In China, melamine in formula has killed at least three babies and made at least 50,000 ill. The chemical, used in the production of plastic products, can cause kidney or bladder stones and, in severe cases, kidney failure. There have been no reports of illnesses in the United States.
Previously undisclosed FDA tests showed the agency detected melamine in a sample of one popular infant formula and the presence of cyanuric acid (a chemical relative of melamine) in another brand of formula, the AP said. A third manufacturer admitted it found trace levels of melamine in its infant formula. It's believed the melamine contamination occurred during the manufacturing process.
The three products are sold by Abbott Laboratories, Nestle and Mead Johnson, which produce more than 90 percent of all infant formula made in the United States, the news service said.
An FDA official said it would be a "dangerous overreaction" for American parents to stop feeding infant formula to babies who depend on it.
"The levels that we are detecting are extremely low," Dr. Stephen Sundlof, director of the FDA's Center for Food Safety and Applied Nutrition, told the AP. Parents "should not be changing the diet. If they've been feeding a particular product, they should continue to feed that product. That's in the best interest of the baby."
Former First Lady Barbara Bush in Hospital
Former First Lady Barbara Bush, 83, was admitted to a Houston hospital Tuesday after complaining of pain.
She went to Methodist Hospital as a precaution and all the results for tests she's undergone have been negative, said family spokesman Jim McGrath, the Associated Press reported.
Former president George H.W. Bush was with his wife.
Mrs. Bush suffers from Graves' disease, an overactive thyroid ailment, and experiences teary eyes and double vision as a result of the condition, the AP reported.
Web Health Searches Often Result in 'Cyberchondria'
People who use the Internet to self-diagnosis health problems often mistakenly end up thinking they have a rare illness, according to Microsoft researchers who analyzed Web search results and surveyed 515 people about their online health information search experiences.
"Common, likely innocuous symptoms can escalate into the review of content on serious, rare conditions that are linked to the common symptoms," said study authors Ryen White and Eric Horvitz, Agence France Presse reported.

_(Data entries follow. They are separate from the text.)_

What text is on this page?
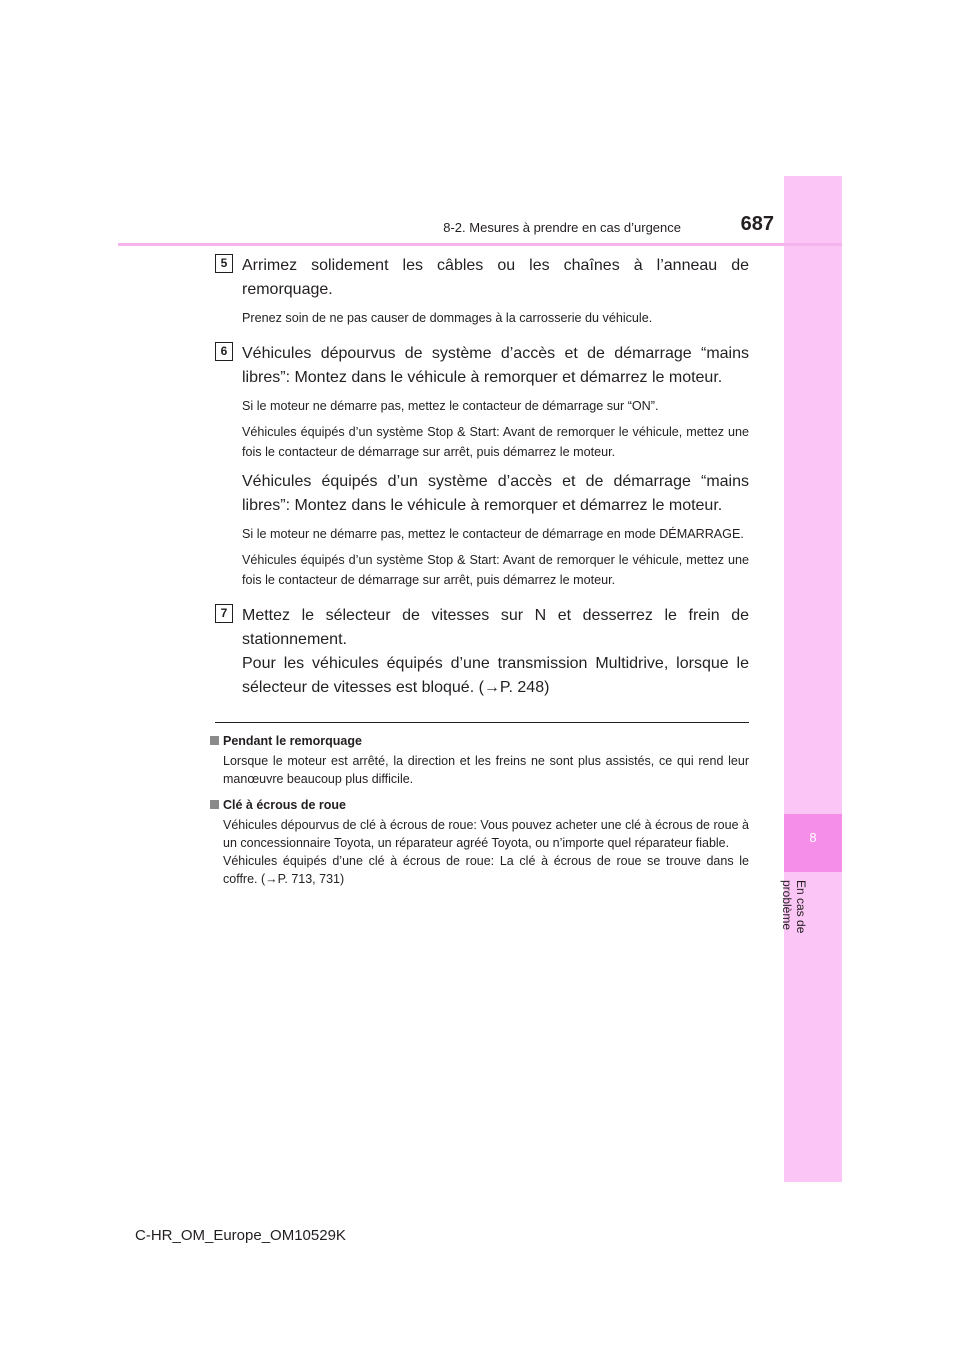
8
En cas de problème
8-2. Mesures à prendre en cas d’urgence	687
5 Arrimez solidement les câbles ou les chaînes à l’anneau de remorquage.

Prenez soin de ne pas causer de dommages à la carrosserie du véhicule.

6 Véhicules dépourvus de système d’accès et de démarrage “mains libres”: Montez dans le véhicule à remorquer et démarrez le moteur.

Si le moteur ne démarre pas, mettez le contacteur de démarrage sur “ON”.

Véhicules équipés d’un système Stop & Start: Avant de remorquer le véhicule, mettez une fois le contacteur de démarrage sur arrêt, puis démarrez le moteur.

Véhicules équipés d’un système d’accès et de démarrage “mains libres”: Montez dans le véhicule à remorquer et démarrez le moteur.

Si le moteur ne démarre pas, mettez le contacteur de démarrage en mode DÉMARRAGE.

Véhicules équipés d’un système Stop & Start: Avant de remorquer le véhicule, mettez une fois le contacteur de démarrage sur arrêt, puis démarrez le moteur.

7 Mettez le sélecteur de vitesses sur N et desserrez le frein de stationnement.

Pour les véhicules équipés d’une transmission Multidrive, lorsque le sélecteur de vitesses est bloqué. (→P. 248)

Pendant le remorquage

Lorsque le moteur est arrêté, la direction et les freins ne sont plus assistés, ce qui rend leur manœuvre beaucoup plus difficile.

Clé à écrous de roue

Véhicules dépourvus de clé à écrous de roue: Vous pouvez acheter une clé à écrous de roue à un concessionnaire Toyota, un réparateur agréé Toyota, ou n’importe quel réparateur fiable.

Véhicules équipés d’une clé à écrous de roue: La clé à écrous de roue se trouve dans le coffre. (→P. 713, 731)

C-HR_OM_Europe_OM10529K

An example of "cyberchondria" is someone with a headache who concludes it's a sign of a brain tumor.
"A brain tumor is a concerning possibility when a searcher experiences headache. However, the probability of a brain tumor given a general complaint of headache is typically quite low," the researchers said, AFP reported.
"Such escalations from common symptoms to serious concerns may lead to unnecessary anxiety, investment of time, and expensive engagements with healthcare professionals," they added.
Epilepsy Drugs May Cause Skin Reactions in Asian Patients: FDA
Some Asian patients may suffer severe skin blisters and bleeding when treated with certain epilepsy drugs such as Dilantin, Phenytek and Cerebyx, the U.S. Food and Drug Administration says.
Preliminary data indicate that people with a gene called HLA-B1502 may be at increased risk of developing skin problems when taking these drugs. Ten to 15 percent of people from China, Thailand, Malaysia, Indonesia, and the Philippines may carry the gene, as well as 2 to 4 percent of South Asians, the Associated Press reported.
Doctors should monitor patients closely, but there isn't enough information yet to recommend genetic testing, the FDA said. Many patients who develop skin problems do so in the first few months after they start taking the epilepsy drugs.
Last year, the FDA recommended genetic testing for Asian patients taking the epilepsy drug carbamazepine after reports of skin reactions, the AP reported.